It’s an unavoidable fact: building a strong network is vital for career success. In recent years we have seen traditional networking take a backseat to online connections, but smart professionals know there’s no substitute for building relationships face-to-face.
Attending industry/networking events can be an intimidating prospect, but they are an invaluable opportunity to meet like-minded people and develop great relationships. That doesn’t make it any less daunting, but keeping a clear strategy in mind will certainly help. Here are six tips to help you make the most of a networking event.
1. It’s who you know
When you arrive, find a few of your existing contacts. Familiar faces will help set you at ease. Once you’re settled – use your contacts. Ask for personal introductions wherever possible as it is much easier to meet new connections through a mutual contact.
2. Know your goals
Once you’ve mustered the courage to attend an event, make sure you make the most of it.
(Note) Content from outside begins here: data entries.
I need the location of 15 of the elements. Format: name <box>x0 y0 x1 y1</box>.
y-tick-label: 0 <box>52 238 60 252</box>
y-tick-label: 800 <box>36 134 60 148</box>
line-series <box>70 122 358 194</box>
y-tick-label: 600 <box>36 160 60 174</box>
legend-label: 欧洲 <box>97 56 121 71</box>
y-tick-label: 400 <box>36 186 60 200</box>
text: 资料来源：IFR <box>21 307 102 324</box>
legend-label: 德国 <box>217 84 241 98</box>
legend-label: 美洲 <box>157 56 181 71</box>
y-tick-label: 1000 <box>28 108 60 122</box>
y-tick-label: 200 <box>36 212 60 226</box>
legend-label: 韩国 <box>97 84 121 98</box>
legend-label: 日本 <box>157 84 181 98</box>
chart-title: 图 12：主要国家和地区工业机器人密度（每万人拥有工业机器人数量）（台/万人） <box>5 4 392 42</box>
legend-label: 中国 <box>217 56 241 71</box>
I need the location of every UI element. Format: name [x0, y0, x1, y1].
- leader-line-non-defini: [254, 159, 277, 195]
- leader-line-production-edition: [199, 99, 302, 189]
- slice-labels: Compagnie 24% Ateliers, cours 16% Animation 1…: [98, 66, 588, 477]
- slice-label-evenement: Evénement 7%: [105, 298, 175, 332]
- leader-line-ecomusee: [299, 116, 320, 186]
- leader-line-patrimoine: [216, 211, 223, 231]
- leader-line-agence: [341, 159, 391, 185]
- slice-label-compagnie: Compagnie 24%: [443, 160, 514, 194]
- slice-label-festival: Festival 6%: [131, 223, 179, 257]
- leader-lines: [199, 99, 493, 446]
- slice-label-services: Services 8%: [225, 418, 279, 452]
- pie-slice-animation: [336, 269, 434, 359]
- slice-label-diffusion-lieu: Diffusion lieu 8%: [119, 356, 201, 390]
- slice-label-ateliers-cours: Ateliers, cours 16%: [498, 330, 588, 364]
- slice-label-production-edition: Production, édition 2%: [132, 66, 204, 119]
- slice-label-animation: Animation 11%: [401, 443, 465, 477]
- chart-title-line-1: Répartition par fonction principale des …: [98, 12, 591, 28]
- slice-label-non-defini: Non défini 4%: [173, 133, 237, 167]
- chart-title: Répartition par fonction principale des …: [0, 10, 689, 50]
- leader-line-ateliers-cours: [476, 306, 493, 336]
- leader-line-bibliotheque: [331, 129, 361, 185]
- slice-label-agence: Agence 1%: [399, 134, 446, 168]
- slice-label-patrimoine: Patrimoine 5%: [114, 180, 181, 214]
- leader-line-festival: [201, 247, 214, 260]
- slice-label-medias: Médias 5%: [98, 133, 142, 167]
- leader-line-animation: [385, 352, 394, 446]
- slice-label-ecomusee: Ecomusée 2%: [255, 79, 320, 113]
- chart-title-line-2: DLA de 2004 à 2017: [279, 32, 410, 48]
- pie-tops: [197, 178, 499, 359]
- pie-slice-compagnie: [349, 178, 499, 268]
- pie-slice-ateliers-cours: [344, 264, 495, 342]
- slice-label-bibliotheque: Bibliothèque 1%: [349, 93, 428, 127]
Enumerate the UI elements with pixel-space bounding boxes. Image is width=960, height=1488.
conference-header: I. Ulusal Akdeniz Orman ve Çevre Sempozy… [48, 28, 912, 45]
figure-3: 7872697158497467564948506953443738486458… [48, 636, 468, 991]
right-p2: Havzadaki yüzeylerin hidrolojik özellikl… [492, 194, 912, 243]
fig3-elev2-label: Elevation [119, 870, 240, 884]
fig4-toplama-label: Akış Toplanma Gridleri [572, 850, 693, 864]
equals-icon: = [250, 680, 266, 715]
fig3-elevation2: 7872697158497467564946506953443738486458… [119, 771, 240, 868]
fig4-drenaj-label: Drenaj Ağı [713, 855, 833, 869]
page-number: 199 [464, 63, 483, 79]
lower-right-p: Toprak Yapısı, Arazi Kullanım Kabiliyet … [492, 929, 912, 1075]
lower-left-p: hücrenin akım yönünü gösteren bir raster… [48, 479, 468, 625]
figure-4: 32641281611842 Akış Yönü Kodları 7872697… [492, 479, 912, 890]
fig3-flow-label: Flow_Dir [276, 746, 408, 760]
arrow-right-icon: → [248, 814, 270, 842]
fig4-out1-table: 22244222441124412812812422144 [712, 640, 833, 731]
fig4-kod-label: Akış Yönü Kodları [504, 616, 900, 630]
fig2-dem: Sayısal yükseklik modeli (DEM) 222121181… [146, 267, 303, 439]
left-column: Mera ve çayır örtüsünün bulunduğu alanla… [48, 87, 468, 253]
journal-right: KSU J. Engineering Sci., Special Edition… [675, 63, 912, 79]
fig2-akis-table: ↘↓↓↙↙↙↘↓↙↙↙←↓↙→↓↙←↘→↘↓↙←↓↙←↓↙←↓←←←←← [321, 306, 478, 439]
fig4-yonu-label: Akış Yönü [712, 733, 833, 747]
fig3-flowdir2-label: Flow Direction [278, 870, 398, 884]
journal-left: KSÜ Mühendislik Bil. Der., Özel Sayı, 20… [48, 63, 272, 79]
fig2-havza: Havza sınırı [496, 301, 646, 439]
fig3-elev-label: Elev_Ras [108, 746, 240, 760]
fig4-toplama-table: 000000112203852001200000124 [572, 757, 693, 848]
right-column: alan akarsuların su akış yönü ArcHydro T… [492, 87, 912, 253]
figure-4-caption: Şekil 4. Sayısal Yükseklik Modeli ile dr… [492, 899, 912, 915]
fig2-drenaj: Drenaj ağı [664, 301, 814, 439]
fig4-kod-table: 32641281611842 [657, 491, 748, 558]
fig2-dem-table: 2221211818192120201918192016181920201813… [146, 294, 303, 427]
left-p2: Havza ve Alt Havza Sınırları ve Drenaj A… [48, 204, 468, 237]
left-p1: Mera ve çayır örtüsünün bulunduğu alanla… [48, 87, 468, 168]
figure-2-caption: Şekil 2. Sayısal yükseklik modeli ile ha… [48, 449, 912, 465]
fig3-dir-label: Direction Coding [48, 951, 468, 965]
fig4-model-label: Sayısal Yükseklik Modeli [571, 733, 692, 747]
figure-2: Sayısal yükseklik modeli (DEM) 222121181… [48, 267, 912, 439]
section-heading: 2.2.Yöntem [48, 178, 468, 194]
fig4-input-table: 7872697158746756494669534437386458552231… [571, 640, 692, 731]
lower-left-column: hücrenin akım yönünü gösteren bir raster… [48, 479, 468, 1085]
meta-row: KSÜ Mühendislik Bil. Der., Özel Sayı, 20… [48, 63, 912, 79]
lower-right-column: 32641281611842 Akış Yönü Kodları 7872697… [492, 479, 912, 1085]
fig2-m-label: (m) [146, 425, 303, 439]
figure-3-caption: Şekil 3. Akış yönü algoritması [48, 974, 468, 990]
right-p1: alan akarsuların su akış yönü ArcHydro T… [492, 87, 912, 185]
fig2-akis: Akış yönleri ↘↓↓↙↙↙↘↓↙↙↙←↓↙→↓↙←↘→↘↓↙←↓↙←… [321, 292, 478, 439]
Before it starts, set some goals for the evening: try something measurable like speaking to three potential new clients or to someone from a particular organisation.
3. Be bold and go alone
Although you might feel more comfortable at an event or function when you’re with colleagues, it can be inhibiting. If you attend alone you’re more likely to branch out and meet more people. Also, when you’re on your own you’re more approachable to others.
4. Good body language
Pay special attention to the way you hold yourself. Practice open body language—make eye contact and don’t fold your arms across your body. Ensure that you appear approachable, friendly and ready to engage.
5. Take control
You’ve made the commitment to attend, so don’t sit back and wait for someone to speak to you. Get out there and introduce yourself. Be confident and have your ‘elevator pitch’ (i.e. a short summary about what you do, your business etc.) at the forefront of your mind so you can quickly and easily engage people in conversation.
6. Give and take
Good networking is all about mutual interest and mutual benefit. Make sure you are genuinely listening and responding to the people you meet rather than talking at them. Work out what you could do for them as well as what they could do for you and help make other introductions where you can.